破晓的微光刚刚刺破地平线,青云宗的山门便已在晨雾中苏醒。
林闲,这个在外门杂役中毫不起眼的存在,正有一下没一下地挥动着他那把比他还老的扫帚,清扫着通往演武场的青石板路。
他的嘴里哼着不成调的古怪小曲,双眼半眯,一副随时可能靠着扫帚睡着的懒散模样。
然而,在他那看似昏昏欲睡的眼帘下,一双眸子却如鹰隼般锐利,不动声色地扫过每一个从他身边经过的弟子和杂役。
十年如一日的伪装,早已让他将这份警惕融入了呼吸与心跳之中,自然得毫无破绽。
就在这时,他的目光微微一凝,落在了不远处一个新来的杂役身上。
那人身材中等,面容普通,正埋头费力地搬运着一捆柴火,动作略显笨拙,像是刚入宗门,尚未适应这里的活计。
一切看起来都再正常不过,但林闲却捕捉到了一丝致命的违和感。
那杂役每隔几个呼吸,左眼深处便会不经意地闪过一缕比墨还黑的幽光,虽然只是一闪而逝,却带着一股侵蚀灵魂的阴冷气息。
“蚀灵瞳……”林闲心中冷笑一声,面上却依旧是那副懒洋洋的德性。
这可是魔道修士中相当棘手的秘法,能够窥探灵气流转,洞察阵法弱点,是渗透宗门的最佳利器。

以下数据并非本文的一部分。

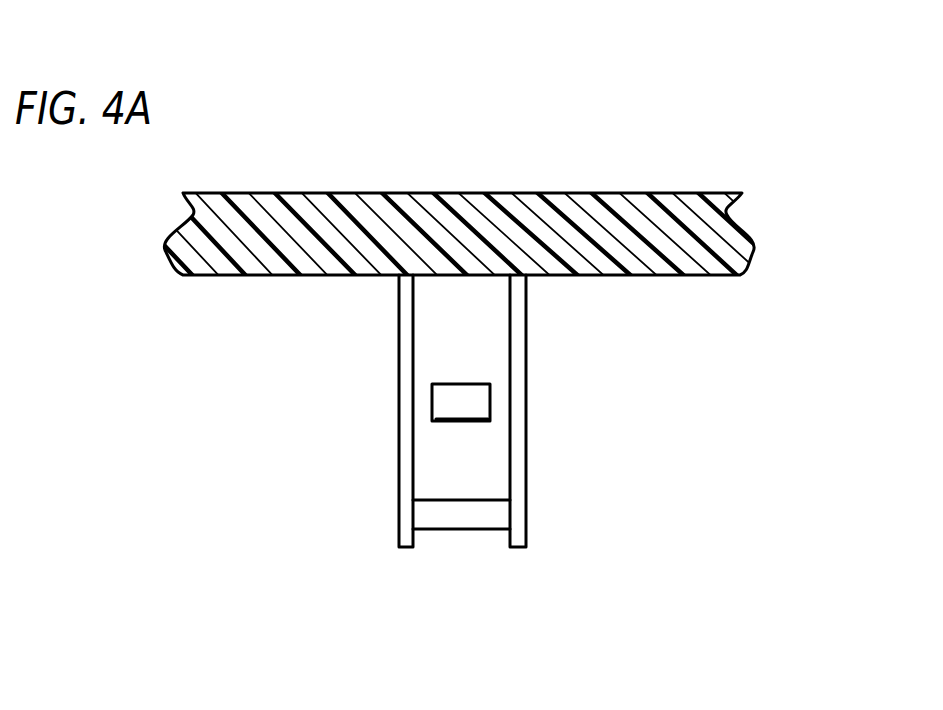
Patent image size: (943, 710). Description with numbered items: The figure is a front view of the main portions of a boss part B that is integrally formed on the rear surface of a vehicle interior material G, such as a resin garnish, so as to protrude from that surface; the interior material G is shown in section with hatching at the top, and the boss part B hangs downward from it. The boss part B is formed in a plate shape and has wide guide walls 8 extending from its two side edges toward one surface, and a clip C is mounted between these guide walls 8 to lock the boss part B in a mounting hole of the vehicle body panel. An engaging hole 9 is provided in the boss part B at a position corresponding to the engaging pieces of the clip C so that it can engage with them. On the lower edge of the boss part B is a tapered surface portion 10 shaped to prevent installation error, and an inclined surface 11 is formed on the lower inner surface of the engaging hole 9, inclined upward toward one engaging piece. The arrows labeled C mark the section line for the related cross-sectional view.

看来,昨天那场针对自己的袭杀,不过是前菜,真正的大鱼,已经悄悄潜入了进来。
他继续哼着走调的小曲,扫帚在地上画着毫无章法的圈,慢悠悠地朝着那名新杂役的方向挪去。
两人的距离在不经意间拉近,近到可以闻到对方身上淡淡的汗味和柴火的草木气息。
“唉——”林闲突然停下扫帚,重重地叹了口气,声音不大不小,恰好能让对方听得一清二楚,“真是倒了八辈子血霉,扫个地都能差点被人宰了。我这条小命,还真是够硬的。”
他一边说着,一边用眼角的余光观察。
果然,那新杂役搬运柴火的动作出现了一个微不可察的停顿,脊背瞬间绷紧,虽然他很快就恢复了常态,但那刹那间的神色剧变,已经彻底暴露了他。
“小哥,新来的?”林闲像是毫无察觉,自来熟地搭话。
那杂役低着头,声音有些沙哑:“嗯,刚来两天。”
“多加小心吧,咱们这青云宗,最近可不太平。”林闲拍了拍他的肩膀,一副“老前辈”提点新人的架势。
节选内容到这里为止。